Palazzo dell’ex Odeon a piazza Piedigrotta, un luogo di narrazioni
Siamo nel quartiere Chiaia, a due passi dalla metro di Mergellina e dal lungomare; qui una bellissima facciata (perlopiù) color mattone si staglia nell’azzurro del cielo. È il Palazzo Odeon, che è stato molte cose nelle sue vite precedenti e che adesso ospita una serie di appartamenti privati.
Costruito nel 1930 dall’architetto Giovanni De Fazio, Palazzo Odeon (o dell’ex Odeon) è un edificio monumentale che, nelle sue vite precedenti, è stato molte cose: un teatro (che vide esibirsi anche Totò), un cinema, una discoteca, una sala bingo, poi un supermercato.
Da palcoscenico di spettacoli di varietà passò quindi, nel 1980, ad essere una discoteca dal nome “Billy’s Ballo”, che però fu chiusa per il disappunto degli abitanti della zona e dell’edificio stesso. Il palazzo visse poi un lungo periodo di chiusura, per riaprire le sue porte e diventare una sala bingo prima e un supermercato poi (nel 2022).
Architettonicamente, il marmo rosso è intenso intorno alle “pseudocolonne” ioniche che formano un porticato come se fossimo in un tempio greco (di qui “odeon”). Si tratta di una corte d’onore che un tempo raccoglieva gli spettatori del teatro e del cinema in attesa che iniziasse lo spettacolo, o comunque chi aspettava di entrare a palazzo, qualsiasi veste appartenesse ad esso in quel periodo.

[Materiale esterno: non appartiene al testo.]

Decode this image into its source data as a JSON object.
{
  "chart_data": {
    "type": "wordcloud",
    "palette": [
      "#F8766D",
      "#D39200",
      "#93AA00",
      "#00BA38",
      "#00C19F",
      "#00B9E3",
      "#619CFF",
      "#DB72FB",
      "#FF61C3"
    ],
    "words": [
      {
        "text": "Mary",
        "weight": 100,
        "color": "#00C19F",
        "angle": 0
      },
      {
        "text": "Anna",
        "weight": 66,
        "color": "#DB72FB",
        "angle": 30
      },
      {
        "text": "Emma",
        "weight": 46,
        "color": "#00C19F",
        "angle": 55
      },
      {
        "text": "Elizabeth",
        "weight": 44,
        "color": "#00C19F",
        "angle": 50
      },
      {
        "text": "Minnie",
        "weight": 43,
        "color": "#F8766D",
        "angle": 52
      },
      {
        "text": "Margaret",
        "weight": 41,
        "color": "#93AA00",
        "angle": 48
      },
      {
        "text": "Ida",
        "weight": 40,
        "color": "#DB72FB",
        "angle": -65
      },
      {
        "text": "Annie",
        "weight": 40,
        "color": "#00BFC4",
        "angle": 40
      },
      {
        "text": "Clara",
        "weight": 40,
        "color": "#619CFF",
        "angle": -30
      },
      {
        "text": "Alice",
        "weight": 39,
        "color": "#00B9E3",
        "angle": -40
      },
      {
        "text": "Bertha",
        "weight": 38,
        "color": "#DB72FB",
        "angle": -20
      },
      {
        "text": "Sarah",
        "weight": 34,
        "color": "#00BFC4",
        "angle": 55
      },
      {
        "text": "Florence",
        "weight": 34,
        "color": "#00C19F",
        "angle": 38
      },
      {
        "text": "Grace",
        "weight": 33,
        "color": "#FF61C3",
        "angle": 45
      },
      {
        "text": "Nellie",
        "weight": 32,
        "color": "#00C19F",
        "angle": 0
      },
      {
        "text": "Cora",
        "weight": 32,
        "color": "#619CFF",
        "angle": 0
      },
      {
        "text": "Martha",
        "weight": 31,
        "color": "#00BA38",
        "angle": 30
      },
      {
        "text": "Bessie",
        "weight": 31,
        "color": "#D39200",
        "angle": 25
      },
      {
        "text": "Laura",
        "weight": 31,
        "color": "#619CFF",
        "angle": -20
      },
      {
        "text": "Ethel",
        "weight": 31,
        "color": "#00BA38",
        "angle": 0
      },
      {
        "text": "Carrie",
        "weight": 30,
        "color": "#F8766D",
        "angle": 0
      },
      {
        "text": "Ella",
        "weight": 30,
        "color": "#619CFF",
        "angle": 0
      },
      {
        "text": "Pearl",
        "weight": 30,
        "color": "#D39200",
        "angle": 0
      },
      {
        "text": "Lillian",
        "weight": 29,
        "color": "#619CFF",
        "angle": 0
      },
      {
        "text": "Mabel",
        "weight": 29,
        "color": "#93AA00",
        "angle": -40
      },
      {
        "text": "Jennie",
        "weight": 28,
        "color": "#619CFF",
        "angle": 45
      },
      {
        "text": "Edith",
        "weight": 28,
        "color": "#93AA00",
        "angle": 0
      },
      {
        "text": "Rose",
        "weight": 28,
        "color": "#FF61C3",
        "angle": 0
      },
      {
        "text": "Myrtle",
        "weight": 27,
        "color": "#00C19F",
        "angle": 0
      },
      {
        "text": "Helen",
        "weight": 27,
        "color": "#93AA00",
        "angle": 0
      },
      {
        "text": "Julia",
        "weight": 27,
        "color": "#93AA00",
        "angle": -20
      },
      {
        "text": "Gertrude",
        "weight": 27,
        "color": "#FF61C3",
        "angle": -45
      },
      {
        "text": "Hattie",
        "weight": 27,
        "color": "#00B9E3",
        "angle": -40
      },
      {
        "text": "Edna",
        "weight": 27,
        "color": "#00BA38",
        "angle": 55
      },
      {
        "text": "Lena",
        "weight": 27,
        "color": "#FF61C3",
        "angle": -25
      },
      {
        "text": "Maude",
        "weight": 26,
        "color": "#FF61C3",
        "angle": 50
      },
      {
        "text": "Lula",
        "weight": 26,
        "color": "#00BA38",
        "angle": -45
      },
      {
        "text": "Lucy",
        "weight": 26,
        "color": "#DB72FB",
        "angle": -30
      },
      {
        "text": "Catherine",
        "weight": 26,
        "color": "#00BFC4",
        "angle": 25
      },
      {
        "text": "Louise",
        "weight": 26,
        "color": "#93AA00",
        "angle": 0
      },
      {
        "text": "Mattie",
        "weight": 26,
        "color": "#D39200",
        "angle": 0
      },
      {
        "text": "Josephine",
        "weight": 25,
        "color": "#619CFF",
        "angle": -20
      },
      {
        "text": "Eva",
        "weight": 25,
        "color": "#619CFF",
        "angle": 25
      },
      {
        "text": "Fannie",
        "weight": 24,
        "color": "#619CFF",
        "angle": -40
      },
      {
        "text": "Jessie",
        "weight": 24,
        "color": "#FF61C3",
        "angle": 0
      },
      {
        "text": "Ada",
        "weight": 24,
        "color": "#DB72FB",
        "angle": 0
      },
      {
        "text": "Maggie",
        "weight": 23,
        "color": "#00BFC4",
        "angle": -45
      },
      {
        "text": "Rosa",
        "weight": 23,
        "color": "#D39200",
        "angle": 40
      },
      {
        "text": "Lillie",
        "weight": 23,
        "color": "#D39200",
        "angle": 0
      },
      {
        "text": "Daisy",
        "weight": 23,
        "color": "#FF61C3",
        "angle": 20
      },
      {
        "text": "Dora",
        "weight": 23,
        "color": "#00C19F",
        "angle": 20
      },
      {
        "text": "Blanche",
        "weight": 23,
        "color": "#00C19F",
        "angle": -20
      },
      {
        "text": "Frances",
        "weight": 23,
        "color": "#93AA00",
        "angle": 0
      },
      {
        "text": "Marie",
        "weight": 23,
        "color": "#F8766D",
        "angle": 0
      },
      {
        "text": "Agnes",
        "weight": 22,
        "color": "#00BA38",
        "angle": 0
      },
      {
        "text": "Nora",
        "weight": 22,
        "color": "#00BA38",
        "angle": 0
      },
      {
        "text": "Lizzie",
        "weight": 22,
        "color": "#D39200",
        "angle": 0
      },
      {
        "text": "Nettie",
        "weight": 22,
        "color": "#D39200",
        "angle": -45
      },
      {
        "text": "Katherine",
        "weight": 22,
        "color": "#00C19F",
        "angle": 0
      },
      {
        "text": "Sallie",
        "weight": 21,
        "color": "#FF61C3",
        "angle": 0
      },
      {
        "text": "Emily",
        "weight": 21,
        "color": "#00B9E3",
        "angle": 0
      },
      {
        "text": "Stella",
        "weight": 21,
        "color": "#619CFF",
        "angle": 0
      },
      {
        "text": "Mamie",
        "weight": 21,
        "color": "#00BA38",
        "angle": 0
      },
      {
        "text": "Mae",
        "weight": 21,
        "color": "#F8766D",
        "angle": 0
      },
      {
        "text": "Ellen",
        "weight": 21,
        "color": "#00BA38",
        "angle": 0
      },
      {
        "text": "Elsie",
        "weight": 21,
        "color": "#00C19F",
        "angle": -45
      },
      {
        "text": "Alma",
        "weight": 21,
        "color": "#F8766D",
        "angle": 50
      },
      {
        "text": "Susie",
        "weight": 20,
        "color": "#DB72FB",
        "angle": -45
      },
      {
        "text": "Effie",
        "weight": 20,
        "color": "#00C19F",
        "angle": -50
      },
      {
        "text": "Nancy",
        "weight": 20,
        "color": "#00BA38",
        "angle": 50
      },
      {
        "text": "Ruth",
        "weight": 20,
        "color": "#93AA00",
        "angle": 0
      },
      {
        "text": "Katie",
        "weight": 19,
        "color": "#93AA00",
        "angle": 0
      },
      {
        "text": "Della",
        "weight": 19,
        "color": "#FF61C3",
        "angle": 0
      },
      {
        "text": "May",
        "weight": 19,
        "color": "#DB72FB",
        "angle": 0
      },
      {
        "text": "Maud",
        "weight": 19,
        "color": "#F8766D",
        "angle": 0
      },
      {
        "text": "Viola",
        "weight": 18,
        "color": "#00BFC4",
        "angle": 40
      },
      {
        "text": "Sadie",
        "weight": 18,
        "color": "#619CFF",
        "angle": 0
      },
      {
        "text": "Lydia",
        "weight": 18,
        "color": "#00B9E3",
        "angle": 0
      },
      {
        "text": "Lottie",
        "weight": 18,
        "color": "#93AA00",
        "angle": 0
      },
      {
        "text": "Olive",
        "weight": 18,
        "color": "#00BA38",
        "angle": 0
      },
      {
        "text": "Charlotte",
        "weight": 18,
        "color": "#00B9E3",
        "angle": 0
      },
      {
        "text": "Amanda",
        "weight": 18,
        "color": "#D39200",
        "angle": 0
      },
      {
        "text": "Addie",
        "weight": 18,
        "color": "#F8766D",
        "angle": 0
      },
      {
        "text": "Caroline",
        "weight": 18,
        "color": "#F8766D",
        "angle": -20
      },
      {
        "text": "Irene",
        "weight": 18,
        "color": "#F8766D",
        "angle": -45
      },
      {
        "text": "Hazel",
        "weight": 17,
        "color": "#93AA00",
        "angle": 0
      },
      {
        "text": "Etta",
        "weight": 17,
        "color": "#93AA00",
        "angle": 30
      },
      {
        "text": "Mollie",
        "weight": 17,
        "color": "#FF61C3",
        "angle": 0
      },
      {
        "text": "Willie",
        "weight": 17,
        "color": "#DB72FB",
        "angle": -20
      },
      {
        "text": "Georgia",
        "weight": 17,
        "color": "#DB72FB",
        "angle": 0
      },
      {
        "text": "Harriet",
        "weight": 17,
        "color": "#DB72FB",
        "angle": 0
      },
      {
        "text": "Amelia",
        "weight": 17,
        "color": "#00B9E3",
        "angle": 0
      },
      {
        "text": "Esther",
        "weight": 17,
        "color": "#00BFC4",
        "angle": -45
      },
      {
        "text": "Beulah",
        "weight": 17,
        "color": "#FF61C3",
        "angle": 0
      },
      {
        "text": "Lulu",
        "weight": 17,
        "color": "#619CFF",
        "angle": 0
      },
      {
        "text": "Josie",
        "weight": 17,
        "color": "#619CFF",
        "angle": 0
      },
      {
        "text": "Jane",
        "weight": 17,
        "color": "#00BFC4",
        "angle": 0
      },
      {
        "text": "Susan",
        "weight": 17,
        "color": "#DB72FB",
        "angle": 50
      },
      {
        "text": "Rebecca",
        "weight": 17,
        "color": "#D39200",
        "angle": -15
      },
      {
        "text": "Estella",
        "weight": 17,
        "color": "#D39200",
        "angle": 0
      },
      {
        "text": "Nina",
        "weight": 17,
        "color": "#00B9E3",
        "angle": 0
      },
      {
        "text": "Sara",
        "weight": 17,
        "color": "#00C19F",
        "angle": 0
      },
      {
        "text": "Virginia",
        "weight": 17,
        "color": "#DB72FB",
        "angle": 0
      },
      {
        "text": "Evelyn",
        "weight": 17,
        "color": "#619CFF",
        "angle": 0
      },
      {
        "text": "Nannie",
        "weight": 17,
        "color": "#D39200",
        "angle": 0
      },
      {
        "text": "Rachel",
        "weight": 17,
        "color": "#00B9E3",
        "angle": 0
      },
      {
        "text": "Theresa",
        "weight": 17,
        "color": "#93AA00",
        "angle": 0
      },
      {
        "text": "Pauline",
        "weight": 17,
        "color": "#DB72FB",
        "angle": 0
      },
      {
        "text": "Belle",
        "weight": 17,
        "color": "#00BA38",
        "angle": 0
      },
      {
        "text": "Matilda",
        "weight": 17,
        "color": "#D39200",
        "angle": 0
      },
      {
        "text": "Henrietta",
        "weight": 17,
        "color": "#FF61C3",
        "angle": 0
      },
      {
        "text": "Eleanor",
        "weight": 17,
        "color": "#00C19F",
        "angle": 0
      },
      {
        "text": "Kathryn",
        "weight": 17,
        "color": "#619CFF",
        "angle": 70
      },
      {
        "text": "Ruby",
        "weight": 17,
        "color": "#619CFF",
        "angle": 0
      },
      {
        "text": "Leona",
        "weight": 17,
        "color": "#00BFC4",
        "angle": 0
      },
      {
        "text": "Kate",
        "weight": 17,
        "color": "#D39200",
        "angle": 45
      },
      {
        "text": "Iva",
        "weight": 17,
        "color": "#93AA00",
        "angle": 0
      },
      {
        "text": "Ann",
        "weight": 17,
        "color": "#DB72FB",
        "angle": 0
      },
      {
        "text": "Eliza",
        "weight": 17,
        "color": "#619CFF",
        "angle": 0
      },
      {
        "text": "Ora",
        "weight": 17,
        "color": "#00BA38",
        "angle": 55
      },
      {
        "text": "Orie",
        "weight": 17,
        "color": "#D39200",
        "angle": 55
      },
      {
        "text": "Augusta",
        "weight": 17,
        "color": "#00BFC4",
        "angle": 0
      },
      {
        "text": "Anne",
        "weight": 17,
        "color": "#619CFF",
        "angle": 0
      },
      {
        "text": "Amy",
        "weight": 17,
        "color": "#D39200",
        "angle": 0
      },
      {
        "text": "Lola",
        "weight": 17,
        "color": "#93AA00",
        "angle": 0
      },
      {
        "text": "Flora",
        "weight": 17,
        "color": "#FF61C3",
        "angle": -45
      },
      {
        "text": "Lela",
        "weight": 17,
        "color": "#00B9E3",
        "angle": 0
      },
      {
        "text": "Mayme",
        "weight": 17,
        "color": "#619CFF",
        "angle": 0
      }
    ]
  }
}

Con la ripresa di elementi antichi che deriva dall’eclettismo del XX secolo, la facciata dell’edificio monumentale – semplicemente – incanta. Qui ci sono balconi su mensole, un loggiato con colonne più piccole e, poi, le affascinanti cariatidi, sculture di donne che sorreggono (e nel frattempo decorano) la facciata policromatica e l’intero palazzo.
Palazzo Odeon è, in definitiva, una testimonianza di epoche passate e di un lungo percorso di trasformazione, un percorso che tutt’oggi continua in maniera imprevista. Se ci immergiamo all’interno di questa dimensione architettonica dall’anima camaleontica ed eclettica troviamo, infatti, una serie di appartamenti privati.
Tra di essi, una recente ristrutturazione riguarda il progetto che va sotto il nome di “Casa Piedigrotta”, un appartamento privato all’interno del Palazzo dell’ex Odeon che ha ripreso nuova vita rispettando, al contempo, le storiche pareti in cui è racchiuso, e aggiungendo quindi un proprio racconto moderno a un luogo già carico di narrazioni.
Costruire intimità tra memoria e design moderno
Oggi, all’interno del Palazzo Odeon, si trovano diversi appartamenti privati, uno dei quali è stato recentemente ristrutturato dai giovani architetti napoletani Fulvio Giannotti e Alberta Imer. Il progetto, chiamato “Casa Piedigrotta” (dal nome della piazza in cui sorge), è nato per dare nuova vita a un appartamento di 120 metri quadrati del Palazzo.
Elementi strutturali (come una grande vetrata tra cucina e zona living) recuperano – all’interno dell’ambiente – tutta la luce naturale, mentre due balconi – poi – si sporgono verso la città, completando il quadro di un progetto abitativo che, pur rispettando la necessità di delimitare spazi intimi e personali, dà luogo a una connessione fluida tra le stanze; un’interconnessione che, nel mondo di oggi, è ormai diventata essenziale.
Si tratta, dunque, di un ambiente domestico ripensato con accorgimenti da cui poter magari prendere ispirazione per l’arredamento e la creazione dei nostri spazi, da quelli più intimi a quelli condivisi. E si tratta – in definitiva – di un appartamento privato riprogettato nel rispetto dell’anima antica del Palazzo dell’ex Odeon in cui è inserito, un palazzo che non è stato solo molte cose, ma che continua ad essere un forte tratto urbano e culturale – oltre che dalla facciata incantevole – anche di grande significato.